A2.Convergence, ergodicity, and a Metropolis preview. For an irreducible aperiodic chain P of your choice (e.g. a 3\times 3 chain with all-positive entries): (i) iterate \pi_t = \pi_0 P^t from several starting distributions and plot \lVert \pi_t - \pi \rVert_1 on a logarithmic vertical axis against the geometric envelope |\lambda_2|^t, confirming the empirical decay rate matches \log|\lambda_2|. (ii) Simulate one long trajectory and plot the running time-average of an indicator f(x) = \mathbf{1}[x = x_0], confirming it converges to \mathbb{E}_\pi[f] = \pi_{x_0}. (iii) Implement a Metropolis sampler for a chosen unnormalized discrete target w (positive weights): propose a uniformly random other state and accept with probability \min(1,\ w_j/w_i); run it long enough that the empirical visit frequencies converge to w/\sum_k w_k within a small tolerance. Confirm that only the unnormalized weights w — never their sum — enter the acceptance ratio, the property that makes the method applicable to unnormalized posteriors in Chapter 9.
8.6 Summary
This chapter built the theory of Markov chains that makes MCMC work, and in doing so paid Chapter 6’s deferred promise that the Gibbs sampler converges to the posterior. If you can state each concept in a sentence and reproduce each identity from memory, you are ready for the sampler constructions of Chapter 9.
Key concepts
Markov chains and transition matrices. A chain on a finite state space is governed by a row-stochastic matrix P via the Markov property (the future depends on the past only through the present); distributions evolve by left-multiplication and n-step transitions are powers of P (Chapman–Kolmogorov).
Classification sets the hypotheses.
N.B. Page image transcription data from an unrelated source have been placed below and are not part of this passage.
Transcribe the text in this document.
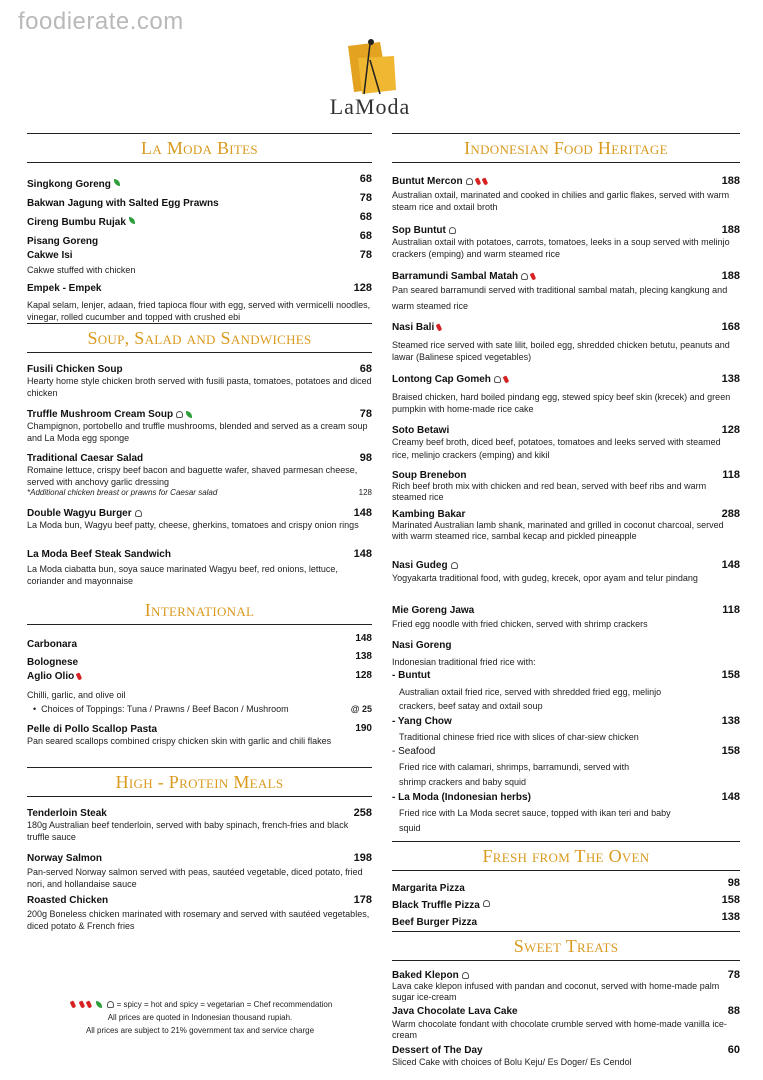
foodierate.com
LaModa
La Moda Bites
Singkong Goreng	68
Bakwan Jagung with Salted Egg Prawns	78
Cireng Bumbu Rujak	68
Pisang Goreng	68
Cakwe Isi	78
Cakwe stuffed with chicken
Empek - Empek	128
Kapal selam, lenjer, adaan, fried tapioca flour with egg, served with vermicelli noodles, vinegar, rolled cucumber and topped with crushed ebi
Soup, Salad and Sandwiches
Fusili Chicken Soup	68
Hearty home style chicken broth served with fusili pasta, tomatoes, potatoes and diced chicken
Truffle Mushroom Cream Soup	78
Champignon, portobello and truffle mushrooms, blended and served as a cream soup and La Moda egg sponge
Traditional Caesar Salad	98
Romaine lettuce, crispy beef bacon and baguette wafer, shaved parmesan cheese, served with anchovy garlic dressing
*Additional chicken breast or prawns for Caesar salad	128
Double Wagyu Burger	148
La Moda bun, Wagyu beef patty, cheese, gherkins, tomatoes and crispy onion rings
La Moda Beef Steak Sandwich	148
La Moda ciabatta bun, soya sauce marinated Wagyu beef, red onions, lettuce, coriander and mayonnaise
International
Carbonara
148
Bolognese
138
Aglio Olio	128
Chilli, garlic, and olive oil
•  Choices of Toppings: Tuna / Prawns / Beef Bacon / Mushroom	@ 25
Pelle di Pollo Scallop Pasta	190
Pan seared scallops combined crispy chicken skin with garlic and chili flakes
High - Protein Meals
Tenderloin Steak	258
180g Australian beef tenderloin, served with baby spinach, french-fries and black truffle sauce
Norway Salmon	198
Pan-served Norway salmon served with peas, sautéed vegetable, diced potato, fried nori, and hollandaise sauce
Roasted Chicken	178
200g Boneless chicken marinated with rosemary and served with sautéed vegetables, diced potato & French fries
= spicy = hot and spicy = vegetarian = Chef recommendation
All prices are quoted in Indonesian thousand rupiah.
All prices are subject to 21% government tax and service charge
Indonesian Food Heritage
Buntut Mercon	188
Australian oxtail, marinated and cooked in chilies and garlic flakes, served with warm steam rice and oxtail broth
Sop Buntut	188
Australian oxtail with potatoes, carrots, tomatoes, leeks in a soup served with melinjo crackers (emping) and warm steamed rice
Barramundi Sambal Matah	188
Pan seared barramundi served with traditional sambal matah, plecing kangkung and warm steamed rice
Nasi Bali	168
Steamed rice served with sate lilit, boiled egg, shredded chicken betutu, peanuts and lawar (Balinese spiced vegetables)
Lontong Cap Gomeh	138
Braised chicken, hard boiled pindang egg, stewed spicy beef skin (krecek) and green pumpkin with home-made rice cake
Soto Betawi	128
Creamy beef broth, diced beef, potatoes, tomatoes and leeks served with steamed rice, melinjo crackers (emping) and kikil
Soup Brenebon	118
Rich beef broth mix with chicken and red bean, served with beef ribs and warm steamed rice
Kambing Bakar	288
Marinated Australian lamb shank, marinated and grilled in coconut charcoal, served with warm steamed rice, sambal kecap and pickled pineapple
Nasi Gudeg	148
Yogyakarta traditional food, with gudeg, krecek, opor ayam and telur pindang
Mie Goreng Jawa	118
Fried egg noodle with fried chicken, served with shrimp crackers
Nasi Goreng
Indonesian traditional fried rice with:
- Buntut	158
Australian oxtail fried rice, served with shredded fried egg, melinjo crackers, beef satay and oxtail soup
- Yang Chow	138
Traditional chinese fried rice with slices of char-siew chicken
- Seafood	158
Fried rice with calamari, shrimps, barramundi, served with shrimp crackers and baby squid
- La Moda (Indonesian herbs)	148
Fried rice with La Moda secret sauce, topped with ikan teri and baby squid
Fresh from The Oven
Margarita Pizza	98
Black Truffle Pizza	158
Beef Burger Pizza	138
Sweet Treats
Baked Klepon	78
Lava cake klepon infused with pandan and coconut, served with home-made palm sugar ice-cream
Java Chocolate Lava Cake	88
Warm chocolate fondant with chocolate crumble served with home-made vanilla ice-cream
Dessert of The Day	60
Sliced Cake with choices of Bolu Keju/ Es Doger/ Es Cendol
Irreducibility (every state reachable from every other) and aperiodicity (no forced cycle) are exactly the conditions under which a chain converges to a unique stationary distribution; absorbing chains are the complementary regime, analyzed through the fundamental matrix.
Stationarity and detailed balance. A stationary \pi solves \pi P = \pi (a left eigenvector for eigenvalue 1); detailed balance\pi_i P_{ij} = \pi_j P_{ji} is a stronger, local condition that implies stationarity and — because it uses only the ratio \pi_j/\pi_i — lets a sampler target an unnormalized posterior. This is the MCMC design lever.
Convergence and the spectral gap. For an irreducible aperiodic chain P^n \to \mathbf{1}\pi geometrically, at a rate set by the subdominant eigenvalue \lambda_2; the spectral gap1 - |\lambda_2| is the precise meaning of “how long is long enough,” and a tiny gap is the diagnosis of a slowly mixing sampler.
The ergodic theorem. Time averages along a single trajectory converge to expectations under \pi, so a posterior mean can be estimated from one long, dependent MCMC run — the law of large numbers for Markov chains.
The MCMC flip. Part II asked “given P, find \pi”; MCMC inverts this to “given a target \pi (the posterior), engineer a P — via detailed balance, irreducible and aperiodic — whose stationary distribution is \pi.” Chapter 6’s Gibbs cycle is exactly such a chain; Metropolis–Hastings (Chapter 9) is the general construction; the general-state-space versions (kernels, Harris recurrence) carry the same logic to continuous posteriors.